There have been numerous stories about the plight of the newly unemployed former Wall Street hotshot and it really is quite sad. Hard-working paper pushers have gone from seven-figure bonuses to the unemployment office. and in particularly dire cases, they've had to transfer kids to less elite private schools or perhaps even sell an Aspen ski lodge.
All of this could make for a fascinating CNBC reality show styled after hits like The Surreal Life and The Simple Life. Call it The Severed Life. The show would feature recently laid-off high level corporate executives, including former CEOs who left with massive severance packages, there to serve as punching bags: Richard Fuld, Angelo Mozilo, and Ken Lewis -- Oh wait, he somehow still has a job.

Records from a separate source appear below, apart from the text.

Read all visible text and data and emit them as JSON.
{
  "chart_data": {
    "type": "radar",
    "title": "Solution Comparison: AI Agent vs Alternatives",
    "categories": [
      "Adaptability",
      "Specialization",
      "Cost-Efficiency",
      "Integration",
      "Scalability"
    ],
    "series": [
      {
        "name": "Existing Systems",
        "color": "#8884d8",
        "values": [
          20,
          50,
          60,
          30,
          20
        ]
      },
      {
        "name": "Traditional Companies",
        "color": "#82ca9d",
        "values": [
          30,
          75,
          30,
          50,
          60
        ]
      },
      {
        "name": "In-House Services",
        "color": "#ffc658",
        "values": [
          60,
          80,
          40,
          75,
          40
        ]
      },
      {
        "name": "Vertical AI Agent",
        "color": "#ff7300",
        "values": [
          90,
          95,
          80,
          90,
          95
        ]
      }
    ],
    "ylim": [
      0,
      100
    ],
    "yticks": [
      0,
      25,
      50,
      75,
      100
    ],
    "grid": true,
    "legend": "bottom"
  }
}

Lesser-known cast members might include investment bankers and hedge fund managers.
The cast members would live together in a two bedroom house, five to a room, sleeping on cots. Each episode would feature bickering, drunken hook-ups and mindless scavenger hunts like sorting through mortgage applications to try to figure out how anyone could be dumb enough to approve them. Every week, the cast members would vote one of their brethren off the show and the last remaining banker(s) would receive $1 million of TARP money because let's be honest, it wouldn't be any more ridiculous than some of the things the bailout has already been spent on.